Un fils de bonne famille engagé dans l'OAS

Génération Occident décrit Dominique Venner en enfant de bonne famille élevé dans les beaux quartiers parisiens, à deux pas des Invalides. Fils d'un architecte "compagnon de route du Parti populaire français" de Jacques Doriot (parti fasciste et collaborationniste), le jeune homme s'engage à dix-neuf ans dans l'armée, et sert comme officier volontaire en Algérie, dès le début de la guerre en 1954.

Quand l'indépendance de l'Algérie apparaît inéluctable, cet antigaulliste de la première heure rejoint les rangs de l'insurrectionnelle OAS (Organisation de l'armée secrète), ce qui  lui vaut un an et demi d'incarcération à la prison de la Santé.

Quand il en sort en 1963, il fonde , souligne le blog Droites extrêmes du Monde"le mouvement Europe-Action qui aura une influence déterminante sur la Fédération des étudiants nationalistes (FEN), la matrice dont sortira Occident.

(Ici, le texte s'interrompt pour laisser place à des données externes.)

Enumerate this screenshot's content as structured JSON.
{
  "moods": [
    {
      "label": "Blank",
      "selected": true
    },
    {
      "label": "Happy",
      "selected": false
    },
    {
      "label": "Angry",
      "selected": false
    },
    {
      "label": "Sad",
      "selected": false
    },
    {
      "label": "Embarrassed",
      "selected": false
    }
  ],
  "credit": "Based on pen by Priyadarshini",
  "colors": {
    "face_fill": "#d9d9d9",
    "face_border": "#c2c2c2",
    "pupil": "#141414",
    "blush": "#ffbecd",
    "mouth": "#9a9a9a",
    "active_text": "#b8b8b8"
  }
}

Déjà à cette époque Dominique Venner exerce un magistère intellectuel sur de futurs cadres de l'extrême droite de la fin des années 1960, qui se nomment François d'Orcival, Alain Madelin, Alain Robert, Xavier Raufer ou encore Gérard Longuet."

Un partisan du "noyautage de l'Etat"

En 1963, à la suite de sanglants règlements de comptes au sein de l'OAS, selon Génération Occident,  Dominique Venner change de stratégie et "dresse un réquisitoire contre l'action minoritaire". Il préconise la guerre des idées, la conquête idéologique et "le noyautage de l'Etat et de ses institutions" dans un manifeste intitulé Pour une action positive.

Il "jette ainsi "les bases théoriques d'un nouveau nationalisme" dans un "méli-mêlo qui brasse les "lois de la vie", la science, la zoologie, l'Europe millénaire, Lénine, Xénophon."  Mëli-mêlo qui "stigmatise et accable l'Orient...et ressuscite la Grande Grèce antique et le polythéisme, berceau de l'Humanité".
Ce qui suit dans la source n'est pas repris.